Peter gave two versions of his lecture. At the 25th anniversary and the 40th anniversary. Because it is more accessible at present, we are highlighting the one presented at the 40th anniversary. The 25th one will be prepared an presented on this site at a later date. Adrian Sinfield comments here on the 25th thus:
Peter’s lecture to celebrate 25 years of sociology at Essex was one of the best I heard him deliver. I had travelled down from Edinburgh on the sleeper to the event and, maybe because I was still drowsy, agreed to chair his presentation and ensure that he kept to the time. It could be a problem, and others seemed to think that I might be able to handle it. As Peter began speaking, I realised that I could relax. This was something he had very carefully planned: his timing was perfect. Later I learnt from Peter and Jean (Corston) how the piece had evolved. Peter had been invited to the previous congregation when he and Alan Gibson, the first two founding professors, were awarded honorary degrees.

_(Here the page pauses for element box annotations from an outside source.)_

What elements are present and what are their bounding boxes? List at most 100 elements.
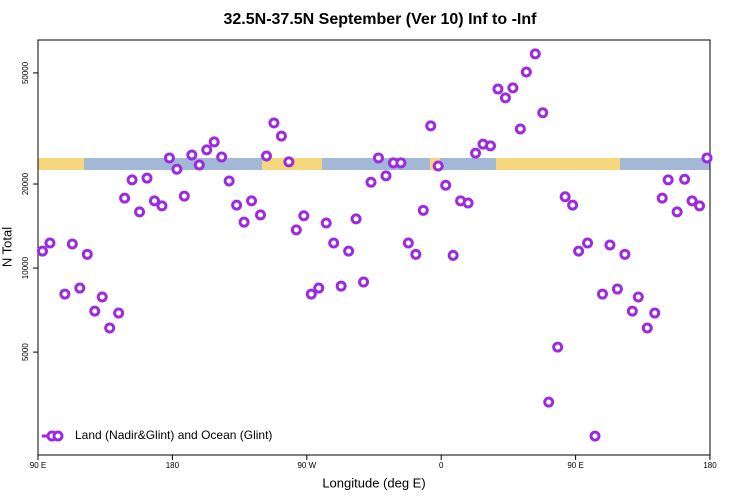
point <box>275 130 287 142</box>
point <box>44 237 56 249</box>
y-tick-label: 10000 <box>21 256 30 279</box>
point <box>96 291 108 303</box>
point <box>573 245 585 257</box>
point <box>417 204 429 216</box>
point <box>260 150 272 162</box>
point <box>410 248 422 260</box>
x-tick-label: 90 W <box>297 461 316 470</box>
point <box>208 136 220 148</box>
point <box>662 174 674 186</box>
point <box>537 107 549 119</box>
point <box>365 176 377 188</box>
point <box>611 283 623 295</box>
point <box>36 245 48 257</box>
point <box>201 144 213 156</box>
point <box>425 120 437 132</box>
legend-swatch-marker <box>52 430 64 442</box>
x-axis-label: Longitude (deg E) <box>322 475 425 490</box>
point <box>141 172 153 184</box>
point <box>89 305 101 317</box>
point <box>134 206 146 218</box>
x-tick-label: 0 <box>439 461 444 470</box>
point <box>223 175 235 187</box>
point <box>679 173 691 185</box>
point <box>447 249 459 261</box>
point <box>552 341 564 353</box>
point <box>520 66 532 78</box>
point <box>589 430 601 442</box>
point <box>582 237 594 249</box>
point <box>632 291 644 303</box>
point <box>694 200 706 212</box>
point <box>402 237 414 249</box>
point <box>559 191 571 203</box>
x-tick-label: 180 <box>703 461 717 470</box>
point <box>328 237 340 249</box>
point <box>350 213 362 225</box>
point <box>255 209 267 221</box>
point <box>686 195 698 207</box>
point <box>619 248 631 260</box>
point <box>372 152 384 164</box>
point <box>567 199 579 211</box>
point <box>104 322 116 334</box>
plot-frame <box>37 39 711 456</box>
point <box>231 199 243 211</box>
point <box>358 276 370 288</box>
x-tick-label: 90 E <box>567 461 583 470</box>
point <box>178 190 190 202</box>
point <box>499 92 511 104</box>
legend-label: Land (Nadir&Glint) and Ocean (Glint) <box>75 428 272 442</box>
point <box>320 217 332 229</box>
point <box>701 152 713 164</box>
point <box>74 282 86 294</box>
point <box>514 123 526 135</box>
x-tick-label: 90 E <box>30 461 46 470</box>
point <box>156 200 168 212</box>
point <box>216 151 228 163</box>
point <box>171 163 183 175</box>
point <box>193 159 205 171</box>
point <box>148 195 160 207</box>
point <box>126 174 138 186</box>
point <box>113 307 125 319</box>
point <box>529 48 541 60</box>
y-axis-label: N Total <box>0 227 14 267</box>
point <box>163 152 175 164</box>
point <box>470 147 482 159</box>
point <box>246 195 258 207</box>
point <box>186 149 198 161</box>
point <box>313 282 325 294</box>
point <box>268 117 280 129</box>
point <box>440 179 452 191</box>
point <box>335 280 347 292</box>
point <box>626 305 638 317</box>
point <box>604 239 616 251</box>
point <box>238 216 250 228</box>
point <box>305 288 317 300</box>
point <box>298 210 310 222</box>
point <box>59 288 71 300</box>
y-tick-label: 50000 <box>21 61 30 84</box>
y-tick-label: 20000 <box>21 172 30 195</box>
point <box>671 206 683 218</box>
point <box>656 192 668 204</box>
point <box>432 160 444 172</box>
point <box>81 248 93 260</box>
point <box>484 140 496 152</box>
point <box>507 82 519 94</box>
point <box>380 170 392 182</box>
point <box>119 192 131 204</box>
point <box>283 156 295 168</box>
chart-title: 32.5N-37.5N September (Ver 10) Inf to -I… <box>224 11 538 28</box>
point <box>641 322 653 334</box>
point <box>343 245 355 257</box>
x-tick-label: 180 <box>166 461 180 470</box>
point <box>649 307 661 319</box>
point <box>66 238 78 250</box>
point <box>462 197 474 209</box>
point <box>543 396 555 408</box>
point <box>395 157 407 169</box>
point <box>492 83 504 95</box>
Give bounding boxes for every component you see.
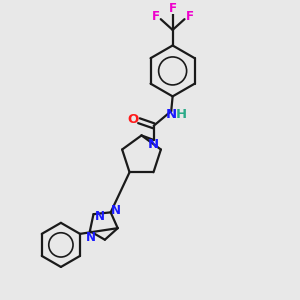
Text: N: N (86, 231, 96, 244)
Text: H: H (176, 108, 187, 121)
Text: F: F (169, 2, 177, 15)
Text: N: N (148, 138, 159, 151)
Text: N: N (111, 204, 121, 217)
Text: F: F (152, 11, 160, 23)
Text: F: F (186, 11, 194, 23)
Text: N: N (166, 108, 177, 121)
Text: N: N (95, 210, 105, 223)
Text: O: O (127, 113, 138, 126)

In the course of the ceremony both the Vice-Chancellor and the Lord Lieutenant of the County of Essex, who was also being honoured, had referred to Essex having risen above the disreputable days of 1968. Peter had had no opportunity to reply and he was so wound-up on the train going back to Bristol that Jean told him to shut up and write it down. This was the basis for the 1990 lecture. For reasons I have never been able to understand it remained unpublished. Much of it was drawn on in his paper at the 40th celebrations in 2004 – more developed, perhaps, but, in my view it had lost some of its vigour and political edge.
See: McDonough, Jo (1978) Listening to Lectures: Sociology, Oxford, Oxford University Press, text and tape.